Общими усилиями мы успокоили их совесть; во всяком случае, никто не
встал в позу и все выразили удовлетворение.
Неминуемо наступала критическая фаза собрания. К чести моего
мужественного друга, он нашел в себе силы и заявил решительно и твердо,
тоном настоящего властелина:
-- Как вам известно, мой сын принц Варг находится в темнице. Я вынужден
был заключить его туда, поскольку мой сын замыслил заговор против меня. Цель
заговора -- ввергнуть нашу державу в самоубийственную войну с Империей.
Десять дней я дал ему на размышление, но безумец отказался покаяться в
преступлении и признать себя неправым. Итак, я сделал все, что мог. Ждать
дальше не имею права. Поэтому я принял решение предать принца Варга
публичной казни, -- в этом месте герцог возвысил голос, чтобы заглушить
ропот своих баронов, -- а вместо него назначить наследницей нарбоннского
престола мою верную дочь принцессу Кримхильду.
Вот так он и сказал, и голос бедного отца не дрогнул ни разу...
Ропот. Безумные взгляды. Крики протеста. Верная стража, преграждающая
потрясенным баронам путь к трону и путь из зала. Воздетая рука герцога и его
зычный голос, призывающий вассалов к порядку.
Все так, как я предполагала, не больше и не меньше.
Мой мужественный друг был прекрасен в эти кульминационные мгновения:
горящий взор из-под густых бровей, решительные губы, раздувшиеся ноздри
атакующего волка.
Его дочь, мое творение, также была прекрасна: если и был в душе ее
испуг, он отразился лишь бледностью лица и губ, -- а руки не дрожали.

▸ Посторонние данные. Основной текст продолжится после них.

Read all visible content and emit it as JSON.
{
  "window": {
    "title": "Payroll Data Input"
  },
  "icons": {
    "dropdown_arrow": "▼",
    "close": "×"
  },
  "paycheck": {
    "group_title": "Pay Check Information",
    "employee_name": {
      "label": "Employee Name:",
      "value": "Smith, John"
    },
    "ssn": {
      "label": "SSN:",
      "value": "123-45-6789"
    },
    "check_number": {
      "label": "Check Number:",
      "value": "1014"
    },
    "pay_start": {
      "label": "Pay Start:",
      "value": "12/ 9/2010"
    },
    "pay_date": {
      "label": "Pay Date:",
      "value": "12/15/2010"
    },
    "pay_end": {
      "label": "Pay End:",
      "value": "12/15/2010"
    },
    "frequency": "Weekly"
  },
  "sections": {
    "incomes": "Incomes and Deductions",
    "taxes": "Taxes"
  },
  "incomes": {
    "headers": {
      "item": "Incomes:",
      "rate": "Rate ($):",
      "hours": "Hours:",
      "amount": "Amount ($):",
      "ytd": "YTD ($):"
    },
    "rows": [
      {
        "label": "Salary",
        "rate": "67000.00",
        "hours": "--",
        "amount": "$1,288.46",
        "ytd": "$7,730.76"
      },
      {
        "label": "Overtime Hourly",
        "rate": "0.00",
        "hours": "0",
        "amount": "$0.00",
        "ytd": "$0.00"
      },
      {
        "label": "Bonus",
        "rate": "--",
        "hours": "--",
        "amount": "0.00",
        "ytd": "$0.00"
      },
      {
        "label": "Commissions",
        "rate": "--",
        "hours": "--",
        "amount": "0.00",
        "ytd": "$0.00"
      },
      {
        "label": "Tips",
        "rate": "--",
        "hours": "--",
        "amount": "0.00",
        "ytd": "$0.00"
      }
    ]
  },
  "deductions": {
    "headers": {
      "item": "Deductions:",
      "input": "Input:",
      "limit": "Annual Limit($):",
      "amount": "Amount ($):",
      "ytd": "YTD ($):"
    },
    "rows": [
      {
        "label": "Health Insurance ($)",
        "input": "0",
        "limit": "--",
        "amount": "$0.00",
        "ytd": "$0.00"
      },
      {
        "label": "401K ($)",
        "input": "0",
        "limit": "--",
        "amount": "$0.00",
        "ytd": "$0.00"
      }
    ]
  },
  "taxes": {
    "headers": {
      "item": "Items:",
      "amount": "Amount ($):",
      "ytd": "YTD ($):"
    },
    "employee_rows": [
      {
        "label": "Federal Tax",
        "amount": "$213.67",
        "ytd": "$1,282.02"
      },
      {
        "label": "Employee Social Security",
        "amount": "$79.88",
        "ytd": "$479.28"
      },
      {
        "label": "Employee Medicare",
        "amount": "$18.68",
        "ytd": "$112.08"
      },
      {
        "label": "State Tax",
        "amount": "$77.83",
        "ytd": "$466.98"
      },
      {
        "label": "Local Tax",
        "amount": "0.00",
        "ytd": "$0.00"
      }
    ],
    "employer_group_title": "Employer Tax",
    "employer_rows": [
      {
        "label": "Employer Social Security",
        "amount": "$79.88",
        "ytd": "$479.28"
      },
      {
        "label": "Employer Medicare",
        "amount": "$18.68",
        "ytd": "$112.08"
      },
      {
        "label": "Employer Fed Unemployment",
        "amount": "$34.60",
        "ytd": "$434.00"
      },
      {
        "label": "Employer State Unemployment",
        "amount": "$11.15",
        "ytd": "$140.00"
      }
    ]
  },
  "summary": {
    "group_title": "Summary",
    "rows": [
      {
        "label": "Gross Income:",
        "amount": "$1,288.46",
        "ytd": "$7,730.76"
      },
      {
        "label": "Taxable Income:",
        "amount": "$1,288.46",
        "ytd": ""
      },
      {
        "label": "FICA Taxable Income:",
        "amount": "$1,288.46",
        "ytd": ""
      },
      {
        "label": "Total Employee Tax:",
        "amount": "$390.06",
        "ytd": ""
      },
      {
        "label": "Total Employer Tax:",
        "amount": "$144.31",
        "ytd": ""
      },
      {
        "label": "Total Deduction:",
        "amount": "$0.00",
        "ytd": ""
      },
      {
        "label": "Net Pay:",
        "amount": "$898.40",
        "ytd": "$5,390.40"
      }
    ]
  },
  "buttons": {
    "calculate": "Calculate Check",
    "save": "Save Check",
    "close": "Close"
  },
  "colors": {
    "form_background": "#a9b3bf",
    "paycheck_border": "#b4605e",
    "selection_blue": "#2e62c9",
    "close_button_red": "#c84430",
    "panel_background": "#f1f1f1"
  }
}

Когда внешний порядок в зале был восстановлен, герцог Крун
провозгласил:
-- Вам надлежит немедленно принести присягу дочери моей Кримхильде как
будущей герцогине нарбоннских...
-- Да где же это видано, -- прокричал, дерзко обрывая герцога, барон
Видар, -- чтоб рыцари девчонке присягали?!
И тут Кримхильда чуть переиграла. Она вышла вперед и отчеканила:
-- Я не девчонка, сударь, а ваша госпожа!
-- Нет! Не бывать тому! -- вскричал Видар. -- Да разве это можно:
нашего принца убивать, а женщину над нами ставить?!!
-- Нет, не можно, и не бывать тому! Не будем присягать, и точка!! --
прокричал Старкад и с ним еще три барона.